NW Arkansas assesses storm ruin

Heavy rain, flooding, three possible tornadoes reported

Rescue crews battled swift currents in a flooded Carroll County creek near Holiday Island on Thursday while removing a sport utility vehicle that was swept off a low-water bridge during heavy rain Wednesday evening, authorities said.

A witness reported seeing a person in the vehicle as it crossed the Elk Branch Bridge on Arkansas 187 about 10 p.m. Wednesday as strong thunderstorms and a possible tornado raked the area. A rescue team pulled the SUV from Leatherwood Creek late Thursday afternoon but found no one inside, said Nick Samac, director of the Carroll County Office of Emergency Management.

He said teams were scouring the woods downstream in case someone was washed away from the vehicle.

"We got a lot of rain last night," Samac said. "The bridge is washed out. We had to do several swift-water rescues."

Carroll County received between 3.5 inches and 5 inches of rain as storms "trained," or repetitively traveled over the same area Wednesday, prompting the National Weather Service to issue a flash flood warning.

Near Berryville, the Kings River rose from 4.68 feet at 5:30 p.m. Wednesday to 12.5 feet three hours later after heavy rain soaked the area.

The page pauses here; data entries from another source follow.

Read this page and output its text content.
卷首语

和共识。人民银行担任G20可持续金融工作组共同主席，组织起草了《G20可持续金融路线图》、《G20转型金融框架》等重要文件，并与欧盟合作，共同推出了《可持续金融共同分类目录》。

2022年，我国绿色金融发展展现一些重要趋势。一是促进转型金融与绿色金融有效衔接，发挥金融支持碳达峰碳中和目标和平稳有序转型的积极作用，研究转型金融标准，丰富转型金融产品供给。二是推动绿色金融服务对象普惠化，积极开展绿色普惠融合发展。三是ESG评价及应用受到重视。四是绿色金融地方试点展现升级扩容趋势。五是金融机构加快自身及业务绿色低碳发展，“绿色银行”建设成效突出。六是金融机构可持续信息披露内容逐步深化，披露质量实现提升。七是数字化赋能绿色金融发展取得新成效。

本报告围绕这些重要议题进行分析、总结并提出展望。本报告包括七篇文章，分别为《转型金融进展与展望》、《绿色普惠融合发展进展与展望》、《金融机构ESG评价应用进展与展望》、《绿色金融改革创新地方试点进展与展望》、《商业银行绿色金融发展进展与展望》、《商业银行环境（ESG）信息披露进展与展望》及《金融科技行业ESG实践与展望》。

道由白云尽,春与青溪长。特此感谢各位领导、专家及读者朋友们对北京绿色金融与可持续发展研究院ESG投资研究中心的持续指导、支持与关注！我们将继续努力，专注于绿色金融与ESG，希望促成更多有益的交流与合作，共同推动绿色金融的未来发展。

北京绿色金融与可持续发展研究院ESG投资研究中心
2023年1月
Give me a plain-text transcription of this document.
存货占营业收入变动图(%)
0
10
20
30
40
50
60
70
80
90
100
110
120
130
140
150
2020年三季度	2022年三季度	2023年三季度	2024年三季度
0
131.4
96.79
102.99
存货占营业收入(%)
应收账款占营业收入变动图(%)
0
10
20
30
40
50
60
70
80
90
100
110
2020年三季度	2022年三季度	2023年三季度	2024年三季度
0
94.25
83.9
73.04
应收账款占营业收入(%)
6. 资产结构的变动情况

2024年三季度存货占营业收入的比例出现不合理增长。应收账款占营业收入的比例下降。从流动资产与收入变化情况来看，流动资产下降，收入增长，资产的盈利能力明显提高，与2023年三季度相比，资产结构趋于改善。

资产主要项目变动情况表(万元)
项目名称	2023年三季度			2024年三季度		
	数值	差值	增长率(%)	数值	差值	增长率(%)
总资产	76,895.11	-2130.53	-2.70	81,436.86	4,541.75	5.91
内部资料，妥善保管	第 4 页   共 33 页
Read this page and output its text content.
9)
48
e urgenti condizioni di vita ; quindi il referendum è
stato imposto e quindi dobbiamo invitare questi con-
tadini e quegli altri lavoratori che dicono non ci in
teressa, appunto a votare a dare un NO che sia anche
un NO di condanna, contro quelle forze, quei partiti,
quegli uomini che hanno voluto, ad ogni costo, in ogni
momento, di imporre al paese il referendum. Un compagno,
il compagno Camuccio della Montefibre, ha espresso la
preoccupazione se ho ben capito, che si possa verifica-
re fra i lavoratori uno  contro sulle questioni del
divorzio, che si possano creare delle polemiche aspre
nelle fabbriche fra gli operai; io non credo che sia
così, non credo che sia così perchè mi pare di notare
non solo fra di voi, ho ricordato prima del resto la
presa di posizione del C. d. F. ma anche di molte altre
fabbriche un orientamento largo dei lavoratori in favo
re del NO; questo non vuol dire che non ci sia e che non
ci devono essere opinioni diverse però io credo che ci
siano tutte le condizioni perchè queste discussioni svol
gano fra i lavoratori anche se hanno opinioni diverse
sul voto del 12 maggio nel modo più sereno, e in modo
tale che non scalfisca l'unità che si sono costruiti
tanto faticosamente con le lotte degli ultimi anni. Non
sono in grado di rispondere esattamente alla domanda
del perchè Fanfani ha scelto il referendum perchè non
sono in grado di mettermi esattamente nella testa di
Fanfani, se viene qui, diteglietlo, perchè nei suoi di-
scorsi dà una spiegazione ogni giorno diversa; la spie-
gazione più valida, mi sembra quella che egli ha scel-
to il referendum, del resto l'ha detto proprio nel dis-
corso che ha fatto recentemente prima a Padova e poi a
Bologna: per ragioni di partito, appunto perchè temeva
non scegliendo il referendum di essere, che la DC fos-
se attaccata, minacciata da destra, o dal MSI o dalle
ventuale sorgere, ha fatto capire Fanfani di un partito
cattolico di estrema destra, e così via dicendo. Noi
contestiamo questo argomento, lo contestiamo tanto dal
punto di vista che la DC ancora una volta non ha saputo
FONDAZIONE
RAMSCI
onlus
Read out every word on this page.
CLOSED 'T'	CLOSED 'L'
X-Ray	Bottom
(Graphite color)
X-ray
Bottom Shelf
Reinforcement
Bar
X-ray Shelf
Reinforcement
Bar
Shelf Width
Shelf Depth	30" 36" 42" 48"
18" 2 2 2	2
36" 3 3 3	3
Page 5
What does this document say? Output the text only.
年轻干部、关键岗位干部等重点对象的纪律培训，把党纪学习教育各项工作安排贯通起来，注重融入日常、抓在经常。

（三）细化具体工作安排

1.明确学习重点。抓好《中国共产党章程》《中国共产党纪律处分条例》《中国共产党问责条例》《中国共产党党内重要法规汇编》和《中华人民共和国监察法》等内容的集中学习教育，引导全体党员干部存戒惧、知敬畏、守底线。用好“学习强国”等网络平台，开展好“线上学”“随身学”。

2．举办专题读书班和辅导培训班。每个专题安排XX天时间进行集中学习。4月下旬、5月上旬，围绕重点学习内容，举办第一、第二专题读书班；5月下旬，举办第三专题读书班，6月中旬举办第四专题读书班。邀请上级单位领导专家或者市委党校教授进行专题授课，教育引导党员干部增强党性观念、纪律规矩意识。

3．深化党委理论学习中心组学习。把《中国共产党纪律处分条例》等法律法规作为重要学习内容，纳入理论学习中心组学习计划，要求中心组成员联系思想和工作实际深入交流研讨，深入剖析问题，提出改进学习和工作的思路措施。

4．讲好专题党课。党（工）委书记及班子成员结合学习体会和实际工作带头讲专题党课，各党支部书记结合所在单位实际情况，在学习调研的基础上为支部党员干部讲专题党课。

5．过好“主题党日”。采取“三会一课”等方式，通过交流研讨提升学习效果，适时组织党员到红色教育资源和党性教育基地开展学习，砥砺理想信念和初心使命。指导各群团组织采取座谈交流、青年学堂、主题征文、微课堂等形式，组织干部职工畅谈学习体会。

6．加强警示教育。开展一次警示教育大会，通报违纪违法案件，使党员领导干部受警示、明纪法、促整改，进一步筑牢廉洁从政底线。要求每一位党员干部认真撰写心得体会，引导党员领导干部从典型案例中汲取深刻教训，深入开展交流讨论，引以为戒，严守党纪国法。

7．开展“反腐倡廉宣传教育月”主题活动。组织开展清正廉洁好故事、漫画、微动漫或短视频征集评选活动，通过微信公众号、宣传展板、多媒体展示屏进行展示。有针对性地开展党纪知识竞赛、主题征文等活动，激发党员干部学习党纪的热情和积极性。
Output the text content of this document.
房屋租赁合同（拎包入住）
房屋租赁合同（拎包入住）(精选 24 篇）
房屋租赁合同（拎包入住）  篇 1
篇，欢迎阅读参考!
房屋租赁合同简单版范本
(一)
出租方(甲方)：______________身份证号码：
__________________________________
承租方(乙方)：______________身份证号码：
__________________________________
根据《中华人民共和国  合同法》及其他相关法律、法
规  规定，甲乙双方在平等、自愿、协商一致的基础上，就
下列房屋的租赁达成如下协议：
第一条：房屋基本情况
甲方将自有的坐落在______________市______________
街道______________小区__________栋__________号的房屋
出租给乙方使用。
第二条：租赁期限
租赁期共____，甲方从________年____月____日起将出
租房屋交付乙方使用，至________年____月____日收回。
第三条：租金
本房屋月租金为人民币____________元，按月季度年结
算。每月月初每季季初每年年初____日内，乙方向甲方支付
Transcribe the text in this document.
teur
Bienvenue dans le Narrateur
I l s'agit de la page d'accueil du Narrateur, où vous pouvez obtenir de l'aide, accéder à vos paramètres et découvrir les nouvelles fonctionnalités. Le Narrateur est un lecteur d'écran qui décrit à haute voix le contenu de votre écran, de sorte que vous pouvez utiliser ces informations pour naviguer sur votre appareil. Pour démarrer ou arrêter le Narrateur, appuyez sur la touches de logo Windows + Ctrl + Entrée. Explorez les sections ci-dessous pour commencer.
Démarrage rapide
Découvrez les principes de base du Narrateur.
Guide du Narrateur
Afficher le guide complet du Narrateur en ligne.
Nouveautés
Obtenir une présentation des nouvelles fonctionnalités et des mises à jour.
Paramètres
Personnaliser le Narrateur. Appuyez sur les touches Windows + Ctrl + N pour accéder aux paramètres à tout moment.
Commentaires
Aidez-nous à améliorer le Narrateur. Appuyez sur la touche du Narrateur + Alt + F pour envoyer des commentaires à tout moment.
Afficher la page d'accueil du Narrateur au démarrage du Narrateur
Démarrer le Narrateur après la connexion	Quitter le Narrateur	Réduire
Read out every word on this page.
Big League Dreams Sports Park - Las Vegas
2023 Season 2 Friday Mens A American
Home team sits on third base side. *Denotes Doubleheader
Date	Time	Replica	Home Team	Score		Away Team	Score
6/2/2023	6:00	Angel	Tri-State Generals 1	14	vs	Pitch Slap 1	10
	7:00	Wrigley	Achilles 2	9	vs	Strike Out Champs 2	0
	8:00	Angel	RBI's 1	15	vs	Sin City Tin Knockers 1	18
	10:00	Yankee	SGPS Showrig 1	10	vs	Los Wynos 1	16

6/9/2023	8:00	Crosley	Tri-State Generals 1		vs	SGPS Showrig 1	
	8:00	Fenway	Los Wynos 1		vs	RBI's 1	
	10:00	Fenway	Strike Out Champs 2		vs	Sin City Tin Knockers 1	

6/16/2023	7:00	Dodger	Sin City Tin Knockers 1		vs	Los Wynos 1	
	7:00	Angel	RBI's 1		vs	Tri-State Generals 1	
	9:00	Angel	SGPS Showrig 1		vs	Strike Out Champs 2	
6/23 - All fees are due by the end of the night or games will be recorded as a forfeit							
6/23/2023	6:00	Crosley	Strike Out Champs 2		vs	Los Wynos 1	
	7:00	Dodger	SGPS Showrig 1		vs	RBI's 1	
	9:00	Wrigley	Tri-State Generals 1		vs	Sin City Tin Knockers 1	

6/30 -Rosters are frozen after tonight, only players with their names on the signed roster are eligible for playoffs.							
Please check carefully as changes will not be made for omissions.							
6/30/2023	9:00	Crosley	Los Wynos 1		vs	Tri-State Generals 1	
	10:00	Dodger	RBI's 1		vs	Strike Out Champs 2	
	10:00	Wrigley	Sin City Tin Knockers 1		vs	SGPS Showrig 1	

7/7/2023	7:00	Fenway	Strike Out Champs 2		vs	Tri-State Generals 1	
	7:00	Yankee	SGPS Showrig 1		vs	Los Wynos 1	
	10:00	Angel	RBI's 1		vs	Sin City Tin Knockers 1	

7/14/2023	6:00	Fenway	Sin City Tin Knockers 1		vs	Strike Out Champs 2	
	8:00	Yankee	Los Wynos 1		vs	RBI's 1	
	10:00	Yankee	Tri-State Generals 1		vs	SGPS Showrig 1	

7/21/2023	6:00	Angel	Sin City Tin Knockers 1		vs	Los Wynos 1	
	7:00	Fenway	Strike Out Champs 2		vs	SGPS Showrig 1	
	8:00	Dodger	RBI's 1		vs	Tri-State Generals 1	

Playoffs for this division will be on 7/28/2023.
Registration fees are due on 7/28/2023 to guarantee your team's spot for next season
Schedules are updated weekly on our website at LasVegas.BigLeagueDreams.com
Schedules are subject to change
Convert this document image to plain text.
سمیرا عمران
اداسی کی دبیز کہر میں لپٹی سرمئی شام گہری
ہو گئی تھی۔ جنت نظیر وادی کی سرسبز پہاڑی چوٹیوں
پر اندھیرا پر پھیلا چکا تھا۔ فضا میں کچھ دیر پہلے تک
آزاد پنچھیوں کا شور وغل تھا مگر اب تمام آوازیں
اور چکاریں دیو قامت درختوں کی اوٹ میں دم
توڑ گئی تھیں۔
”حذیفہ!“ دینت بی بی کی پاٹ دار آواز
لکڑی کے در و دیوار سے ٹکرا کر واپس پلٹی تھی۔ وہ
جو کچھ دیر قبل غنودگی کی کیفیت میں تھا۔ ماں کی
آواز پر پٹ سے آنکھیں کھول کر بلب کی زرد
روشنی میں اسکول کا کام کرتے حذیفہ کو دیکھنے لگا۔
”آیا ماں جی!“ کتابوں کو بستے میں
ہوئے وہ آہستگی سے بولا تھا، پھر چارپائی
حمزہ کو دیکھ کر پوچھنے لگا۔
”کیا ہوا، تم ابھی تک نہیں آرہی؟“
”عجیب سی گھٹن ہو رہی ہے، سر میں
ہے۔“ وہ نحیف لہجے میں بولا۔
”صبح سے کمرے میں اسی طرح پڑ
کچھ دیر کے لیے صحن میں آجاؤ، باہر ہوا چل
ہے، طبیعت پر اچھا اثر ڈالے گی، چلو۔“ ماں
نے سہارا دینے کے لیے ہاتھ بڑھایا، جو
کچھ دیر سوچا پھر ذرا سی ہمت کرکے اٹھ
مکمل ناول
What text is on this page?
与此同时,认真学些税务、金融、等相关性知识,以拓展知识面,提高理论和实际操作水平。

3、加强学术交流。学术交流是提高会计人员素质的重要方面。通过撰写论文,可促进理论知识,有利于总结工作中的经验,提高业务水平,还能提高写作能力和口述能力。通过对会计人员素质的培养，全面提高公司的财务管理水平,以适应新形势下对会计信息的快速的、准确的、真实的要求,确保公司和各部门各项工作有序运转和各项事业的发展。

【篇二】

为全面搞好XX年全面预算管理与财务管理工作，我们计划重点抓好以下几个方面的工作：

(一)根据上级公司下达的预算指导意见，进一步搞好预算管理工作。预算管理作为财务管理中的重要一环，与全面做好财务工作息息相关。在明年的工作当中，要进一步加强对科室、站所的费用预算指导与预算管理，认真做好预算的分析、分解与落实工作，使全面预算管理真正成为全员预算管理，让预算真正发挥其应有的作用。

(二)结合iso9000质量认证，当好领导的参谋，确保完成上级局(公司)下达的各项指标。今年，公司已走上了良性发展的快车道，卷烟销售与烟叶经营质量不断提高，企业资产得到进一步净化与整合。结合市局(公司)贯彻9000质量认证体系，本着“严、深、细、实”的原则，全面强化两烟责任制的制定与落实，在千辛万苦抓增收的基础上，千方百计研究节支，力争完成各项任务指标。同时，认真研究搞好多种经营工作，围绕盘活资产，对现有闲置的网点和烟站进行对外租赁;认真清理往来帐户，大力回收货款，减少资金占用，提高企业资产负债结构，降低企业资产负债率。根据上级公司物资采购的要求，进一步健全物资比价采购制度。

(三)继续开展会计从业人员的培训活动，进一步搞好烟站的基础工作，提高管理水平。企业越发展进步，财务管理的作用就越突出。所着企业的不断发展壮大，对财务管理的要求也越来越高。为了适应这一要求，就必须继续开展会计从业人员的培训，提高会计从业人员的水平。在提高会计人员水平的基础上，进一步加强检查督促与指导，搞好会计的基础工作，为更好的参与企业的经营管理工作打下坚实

Storms Wednesday evening in Northwest Arkansas spawned at least three possible tornadoes -- in Benton, Carroll and Madison counties. National Weather Service teams from Tulsa will travel today to those areas to inspect damage and determine whether the storms were tornadoes, said meteorologist Joe Sellers of Tulsa.

The slow-moving system developed earlier Wednesday in Oklahoma as cold air from the west collided with warm, moist air and formed a tornado in Sand Springs, just west of Tulsa. The tornado killed one person and hospitalized at least nine, The Associated Press reported.

Gov. Mary Fallin declared a state of emergency for 25 Oklahoma counties that were hit hardest by the storm, including the state's two largest -- Oklahoma and Tulsa counties.

Tens of thousands of Oklahoma residents were without power early Thursday as officials assessed the damage.

The storms ended a five-month period in which the weather service didn't issue a thunderstorm or tornado warning in Arkansas. On Wednesday, several warnings were issued as the system headed east after crossing into the northwest corner of the state.

The storms uprooted trees, peeled roofs off chicken houses and destroyed a barn in northern Madison County.

In Russellville, winds of up to 77 mph blew down the second-floor walls and shattered windows in a real estate office on South Arkansas Avenue about 11:45 p.m., said Jim Campbell, assistant director of the Pope County E-911 center. The winds also ripped the roofs off a fitness center and a beauty shop at South Arkansas Avenue and West Parkway.

No one was in any of the buildings at the time, and there were no injuries reported.

Crews cleaned up the debris early Thursday, Campbell said.

"All indications are that it was straight-line winds," Campbell said.

Fort Smith also reported winds of 60-70 mph.

"Everything came together," said National Weather Service meteorologist Charles Dalton of North Little Rock. "It was a solid line of storm systems training up north with one storm after another."

Once the system tracked east and evening temperatures lowered, the storms weakened, he said.

Skies cleared across the state by late Thursday afternoon, and temperatures dipped into the 40s, dropping from the 60s and 70s recorded Wednesday.

The weather service forecast that temperatures would continue to drop, reaching the lower to mid-30s in north-central and northeastern Arkansas by this evening.

Another system is expected to cross the state, and Dalton said there is a slight chance for snow briefly Saturday in north Arkansas.

"As this cold front continues through, a large part of the atmosphere is below freezing," he said. "It will support snow and ice crystals."

He said residents could see a mix of rain and snow Saturday evening, but surface temperatures are warm enough that any frozen precipitation likely would melt quickly.

By Sunday, the mercury is expected to climb back into the 60s for the northern half of the state and even into the lower 70s in the south.

"We'll have quite a range of weather over 48 hours," Dalton said.